Health itself is far more complex than access to medical care alone. Many prevalent diseases, such as diabetes and heart disease, result from years or decades of poor lifestyle choices and self-care habits. The four components of the meta-paradigm—person, environment, health, and nursing—all contribute to disease etiology, but person and environment are primary drivers of these chronic conditions. While genetics may predispose individuals to certain health problems, outcomes are rarely predetermined, and nurses play a vital role in helping patients reshape their futures through education and support. However, nurses and physicians cannot force patients to make healthier choices; they can only provide information, education, and encouragement. Data show that obesity rates remain stubbornly high among low-income and less-educated populations despite some overall improvements, reflecting the complex interplay of personal choice, environmental constraint, and socioeconomic opportunity (FRAC, 2015; CDC, 2014).

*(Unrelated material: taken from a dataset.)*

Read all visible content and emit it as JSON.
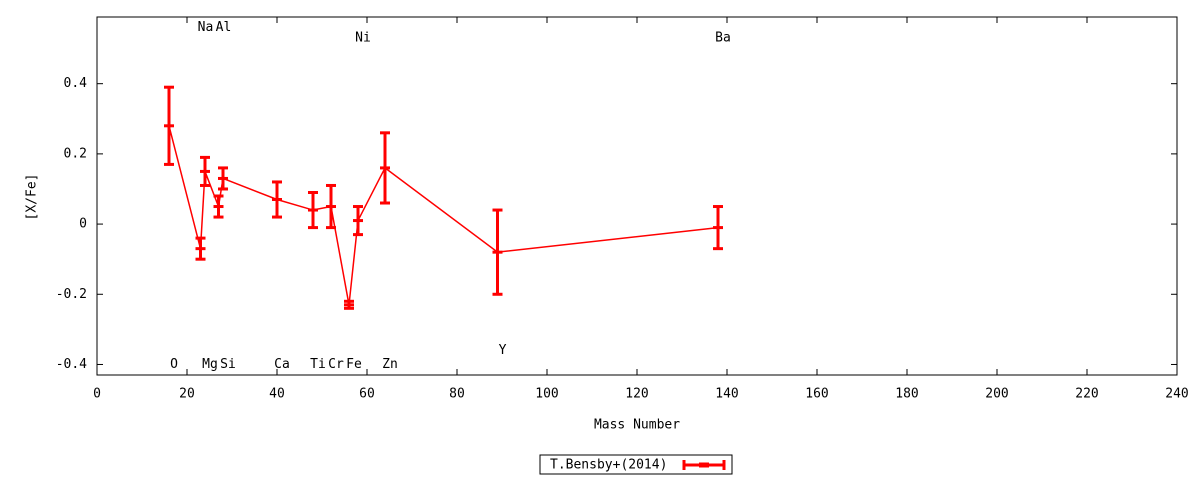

While many, including the author of this paper, state that a nurse's personal worldview should not influence professional care, the reality is more complicated. Racial, religious, and other animosities can profoundly influence both motivation and behavior, including in medical settings. Ethical nurses and physicians do not permit such biases to affect care; they uphold professional standards even when doing so requires personal restraint. However, while some might argue for exceptions based on a patient's criminal history or other factors, such considerations are not warranted. Healthcare decisions must remain grounded in clinical need and medical fact, not in judgments about how patients came to require care.
The roles of nursing encompass medical care delivery, physician support, protocol adherence, and emotional support for patients, families, and friends. Nurses have a responsibility to provide quality, timely care to all clients. For society, nurses must demonstrate that while they hold personal viewpoints and have the right to do so, these beliefs will not interfere with generally accepted professional and ethical standards. Nurses have a duty to professional practice: to follow appropriate protocols and directives while maintaining ethical integrity. Simply invoking "just following orders" is insufficient justification when broader ethical principles are at stake. Personal convictions and professional obligations inevitably interact, but doing the right thing must always take precedence. Professional codes of ethics provide guidance for this balance, helping nurses navigate situations where personal and professional values may diverge.
The nursing meta-paradigm as examined in this paper is supported by scholarly research. It is possible to misapply or overextend Christian ethics or other value systems, but there is nothing inherently problematic with Christian or other ethical frameworks in nursing practice provided they are applied correctly (Salladay, 2012). Allowing nurses to hold their own personal ethics while also maintaining professional and impartial standards creates a sustainable model of practice. The tendency of many individuals to make inflammatory, hyperbolic statements pollutes public discourse and must diminish. Everyone should contribute to best practices in healthcare while respecting differing viewpoints, all within the bounds of professional nursing ethics and the law.